Does Mike Bloomberg really want to get tougher on Wall Street?

He says he does, I guess. This week, the former New York City mayor released a surprisingly robust collection of proposals for regulating the financial services industry, many of which have been on progressives’ wish list for a long while. Bloomberg is now officially in favor of a financial-transactions tax, which would raise some revenue and slow down high-speed trading. He wants to limit risk at big banks with higher capital requirements, stronger stress tests and a rebuilt Volcker rule. There’s good checklist of consumer protections on things like overdraft fees, debt collection and credit reporting. In total, it’s about nine pages of mainstream Democratic ideas.

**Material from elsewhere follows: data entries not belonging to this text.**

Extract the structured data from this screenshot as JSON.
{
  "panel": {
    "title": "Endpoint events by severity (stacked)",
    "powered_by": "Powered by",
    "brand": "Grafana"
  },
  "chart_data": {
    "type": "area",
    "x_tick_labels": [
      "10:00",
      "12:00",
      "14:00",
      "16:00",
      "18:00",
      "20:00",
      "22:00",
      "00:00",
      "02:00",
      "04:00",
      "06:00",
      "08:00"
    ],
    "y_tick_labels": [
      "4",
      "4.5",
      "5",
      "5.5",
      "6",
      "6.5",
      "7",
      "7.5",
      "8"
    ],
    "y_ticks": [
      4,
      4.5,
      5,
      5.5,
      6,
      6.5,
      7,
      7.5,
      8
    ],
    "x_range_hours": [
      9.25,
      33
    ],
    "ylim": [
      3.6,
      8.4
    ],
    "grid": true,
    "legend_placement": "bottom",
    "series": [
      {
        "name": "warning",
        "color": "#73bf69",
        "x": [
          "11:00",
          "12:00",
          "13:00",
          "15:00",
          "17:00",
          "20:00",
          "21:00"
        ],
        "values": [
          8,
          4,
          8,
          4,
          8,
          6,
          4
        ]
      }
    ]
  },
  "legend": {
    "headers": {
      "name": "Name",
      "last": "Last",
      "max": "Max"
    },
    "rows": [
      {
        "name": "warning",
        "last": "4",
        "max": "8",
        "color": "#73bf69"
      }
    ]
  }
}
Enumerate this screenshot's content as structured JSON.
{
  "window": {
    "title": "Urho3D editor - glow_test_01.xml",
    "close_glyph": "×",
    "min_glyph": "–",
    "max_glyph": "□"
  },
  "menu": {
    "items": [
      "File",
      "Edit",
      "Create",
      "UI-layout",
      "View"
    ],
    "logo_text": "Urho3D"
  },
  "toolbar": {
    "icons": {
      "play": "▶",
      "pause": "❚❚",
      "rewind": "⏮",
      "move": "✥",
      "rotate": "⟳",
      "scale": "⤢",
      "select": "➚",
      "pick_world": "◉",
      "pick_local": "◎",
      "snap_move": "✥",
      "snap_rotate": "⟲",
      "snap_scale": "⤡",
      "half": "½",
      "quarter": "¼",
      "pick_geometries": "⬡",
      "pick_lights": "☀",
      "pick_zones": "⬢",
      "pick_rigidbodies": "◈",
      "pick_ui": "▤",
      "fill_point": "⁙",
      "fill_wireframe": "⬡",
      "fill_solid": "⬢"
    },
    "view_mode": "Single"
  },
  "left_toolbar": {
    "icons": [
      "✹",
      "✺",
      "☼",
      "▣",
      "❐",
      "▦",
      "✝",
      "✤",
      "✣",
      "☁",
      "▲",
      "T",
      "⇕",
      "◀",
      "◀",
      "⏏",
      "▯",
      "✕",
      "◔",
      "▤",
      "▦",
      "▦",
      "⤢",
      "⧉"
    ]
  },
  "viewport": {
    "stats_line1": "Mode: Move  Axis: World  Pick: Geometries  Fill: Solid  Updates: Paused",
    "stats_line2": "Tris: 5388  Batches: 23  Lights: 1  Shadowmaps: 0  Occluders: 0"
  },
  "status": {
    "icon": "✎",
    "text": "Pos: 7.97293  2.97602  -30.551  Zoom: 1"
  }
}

But it’s a bit hard to take it all at face value for the simple reason that Bloomberg spent the vast majority of his life as a notorious Wall Street booster. He made his billions selling firms the information terminals that their traders spend all day hooked to. And after the financial crisis, he was a vocal critic of the very regulations he now claims he wants to defend and expand. He lobbied to weaken Congress’ post–financial crisis reforms in 2010 and warned lawmakers that they shouldn’t take “punitive actions” against the financial sector. He later called the Dodd-Frank Act’s rules “stupid” and suggested that they would hurt the economy by preventing banks from lending. He repeated the conservative myth that Congress had set the financial crisis in motion by forcing banks to make mortgage loans to low-income borrowers. For the entire Obama era, Bloomberg wasn’t a “moderate” on these issues. He was a fount of misguided conservative conventional wisdom.